The plugin uses a geolocation API to look up the user's location based on their IP address. Note: an active API Key is required for this plugin to function, currently there are two services available to use, you can choose from either 'IPStack' - http://ipstack.com and 'IPGeolocation' - https://ipgeolocation.io as the geolocation providers.

= Can I use other geolocation APIs? =

No, at this time it is only possible to use either the IPStack.com API or the IPGeolocation.io API.

= How do I configure the plugin settings? =

You can configure all of the plugin settings from the "RC Geo Access" menu found in the "Settings" menu in your WordPress admin.

= How can I tell if it is working? =

If you're not seeing any error messages when you are in the plugin settings page then it should hopefully be working correctly. If you've enabled email notifications then at some point you should receive an email when your login page is restricted. There is a way to test it yourself but you need to be very careful! Uncheck your country from the list and save the changes (do not close the browser window or logout from WordPress or you will be locked out of your site - see below for help if that happens!), using another browser or browser tab attempt to access your login page

= Help! I've enabled this plugin and now I'm locked out of my site! =

Yikes, sorry! There is a potential danger of this happening if you have enabled the restriction (including the required API key) but you did not set your own country location to be accessible. If this happens then I'm afraid the only option here is to connect to your site directly via SFTP / FTP and remove the plugin files from your site.
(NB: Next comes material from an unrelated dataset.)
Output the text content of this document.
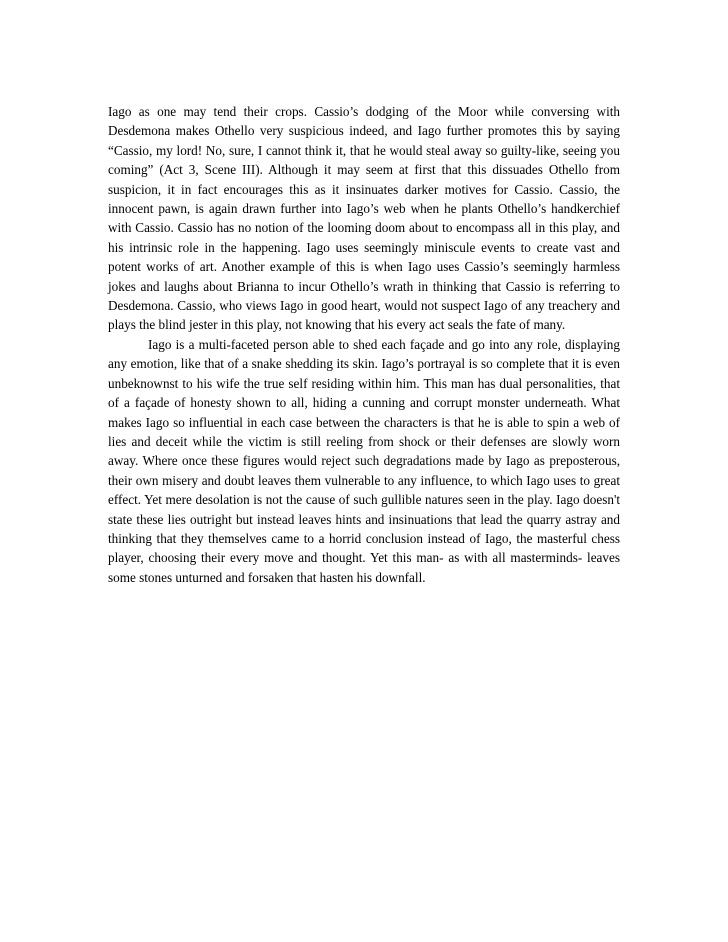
Iago as one may tend their crops. Cassio’s dodging of the Moor while conversing with Desdemona makes Othello very suspicious indeed, and Iago further promotes this by saying “Cassio, my lord! No, sure, I cannot think it, that he would steal away so guilty-like, seeing you coming” (Act 3, Scene III). Although it may seem at first that this dissuades Othello from suspicion, it in fact encourages this as it insinuates darker motives for Cassio. Cassio, the innocent pawn, is again drawn further into Iago’s web when he plants Othello’s handkerchief with Cassio. Cassio has no notion of the looming doom about to encompass all in this play, and his intrinsic role in the happening. Iago uses seemingly miniscule events to create vast and potent works of art. Another example of this is when Iago uses Cassio’s seemingly harmless jokes and laughs about Brianna to incur Othello’s wrath in thinking that Cassio is referring to Desdemona. Cassio, who views Iago in good heart, would not suspect Iago of any treachery and plays the blind jester in this play, not knowing that his every act seals the fate of many.

Iago is a multi-faceted person able to shed each façade and go into any role, displaying any emotion, like that of a snake shedding its skin. Iago’s portrayal is so complete that it is even unbeknownst to his wife the true self residing within him. This man has dual personalities, that of a façade of honesty shown to all, hiding a cunning and corrupt monster underneath. What makes Iago so influential in each case between the characters is that he is able to spin a web of lies and deceit while the victim is still reeling from shock or their defenses are slowly worn away. Where once these figures would reject such degradations made by Iago as preposterous, their own misery and doubt leaves them vulnerable to any influence, to which Iago uses to great effect. Yet mere desolation is not the cause of such gullible natures seen in the play. Iago doesn't state these lies outright but instead leaves hints and insinuations that lead the quarry astray and thinking that they themselves came to a horrid conclusion instead of Iago, the masterful chess player, choosing their every move and thought. Yet this man- as with all masterminds- leaves some stones unturned and forsaken that hasten his downfall.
Once removed you will then be able to login, you can then re-install the plugin, you should then immediately ensure that your current country location is given access in the "RC Geo Access" page in the Settings menu in your WordPress Admin.

== Changelog ==

= 1.48 =

• Code tweak for PHP8 compatiblity

= 1.47 =

• Fixed first-run issue setting the default country code as active when using the ipgeolocation API due to a difference in the country code parameter naming. Tweaked position and wording of some error notification messages.

= 1.46 =

• Added initial blank "Select..." value to the API Provider dropdown as it would default to 'ipgeolocation' at first which would cause issues if saving without an API key set. Also added an additional check to make sure a valid API provider value is set when the actual login location check is triggered.

= 1.45 =

• Added ipgeolocation.io as an additional API provider. Plugin description text updated to provide information about this additional service. Also provided additional text to clarify that IPStack's free API limit which has been reduced to 100 requests per month and clarified compatibility up to WordPress 5.8.2.

= 1.44 =

• Added IPStack affiliate link as a way for people to support the plugin if using a paid IPStack plan.

= 1.43 =

• Minor Update to change plugin description text to clarify IPStack's free API limit which has changed to 5,000 requests per month. Also updated the url of the website for the plugin and clarify compatibility up to WordPress 5.7.2

= 1.42 =

• Changed IPStack API url call to use plain HTTP as free accounts don't support SSL requests. Added related error code notification.

= 1.41 =

• Prevented "Settings" link from appearing in Network Plugins page on Multisite installation.

= 1.4 =

• Added plugin activation check to see if the plugin has been previously activated and had its restriction function enabled to prevent users from potentially being locked out of their site again.
• Countries Whitelist now hidden until restriction function enabled and API Key set, this process improves the first-run experience when configuring the plugin.
• Added notice in Dashboard and Plugin page to prompt user to configure the plugin via a link to the plugin settings page.